Throughout the 1990s Cragg continued to develop two larger groups of work that have sustained his production up to the present: the "Early Forms" and the "Rational Beings".
The Early Forms series investigate the possibilities of manipulating everyday, familiar containers and the ways in which they can morph into and around one another in space. The sculptures derive their profiles and contours from simple, tick-walled vessels such as chemistry vessels, plastic bottles and mortars.

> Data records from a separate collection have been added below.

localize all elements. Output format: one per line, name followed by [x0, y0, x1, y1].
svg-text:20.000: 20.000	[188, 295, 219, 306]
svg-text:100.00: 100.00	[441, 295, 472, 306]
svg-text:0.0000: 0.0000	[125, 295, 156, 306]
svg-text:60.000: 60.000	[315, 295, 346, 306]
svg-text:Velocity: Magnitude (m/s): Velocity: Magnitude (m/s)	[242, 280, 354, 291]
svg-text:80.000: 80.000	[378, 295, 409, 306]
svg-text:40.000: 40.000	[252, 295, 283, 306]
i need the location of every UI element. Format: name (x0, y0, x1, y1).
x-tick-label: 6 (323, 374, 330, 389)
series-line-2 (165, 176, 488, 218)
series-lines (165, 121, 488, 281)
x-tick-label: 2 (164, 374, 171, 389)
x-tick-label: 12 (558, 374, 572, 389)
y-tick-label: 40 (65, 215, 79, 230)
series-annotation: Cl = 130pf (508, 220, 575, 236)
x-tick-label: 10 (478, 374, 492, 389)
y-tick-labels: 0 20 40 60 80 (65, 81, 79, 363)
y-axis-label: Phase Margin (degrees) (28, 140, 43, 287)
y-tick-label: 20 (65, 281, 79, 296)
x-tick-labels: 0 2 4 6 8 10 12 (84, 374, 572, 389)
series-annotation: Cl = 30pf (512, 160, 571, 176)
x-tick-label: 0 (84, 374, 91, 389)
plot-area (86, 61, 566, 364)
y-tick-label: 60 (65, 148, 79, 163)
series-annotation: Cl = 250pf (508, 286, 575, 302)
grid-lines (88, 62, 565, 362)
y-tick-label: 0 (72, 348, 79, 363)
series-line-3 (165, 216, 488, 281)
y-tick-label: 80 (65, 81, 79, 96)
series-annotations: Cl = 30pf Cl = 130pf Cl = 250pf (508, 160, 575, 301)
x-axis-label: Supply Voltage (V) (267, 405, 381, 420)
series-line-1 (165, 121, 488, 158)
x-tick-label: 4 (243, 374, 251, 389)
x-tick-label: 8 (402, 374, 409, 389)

The surface of these initial objects are extended and contorted until new, sculpturally independent forms of movement arise. Through these processes of manipulation the initial objects develop new lines and contours, positive and negatively curving surfaces and volumes, protrusions and deep recessing folds.
The broad field of containers and vessels used function as metaphors for cell, organ, organism or body. The Early Forms can be characterized as forms transmutating along a bilaterally curved axis, often with organic, even figurative, qualities.
The Rational Beings are describable as organic looking forms often made of carbon fibre on a core of polystyrene. These sculptures derive their forms from the contours of gestural drawings, which Cragg then translates into the third dimension using thick, circular or oval discs which are superimposed (often vertically), glued together and covered with a skin. The underlying structure of these sculptures gives their skin the tension of a membrane, reflecting the basic structures of many organisms, organs, plants and animals.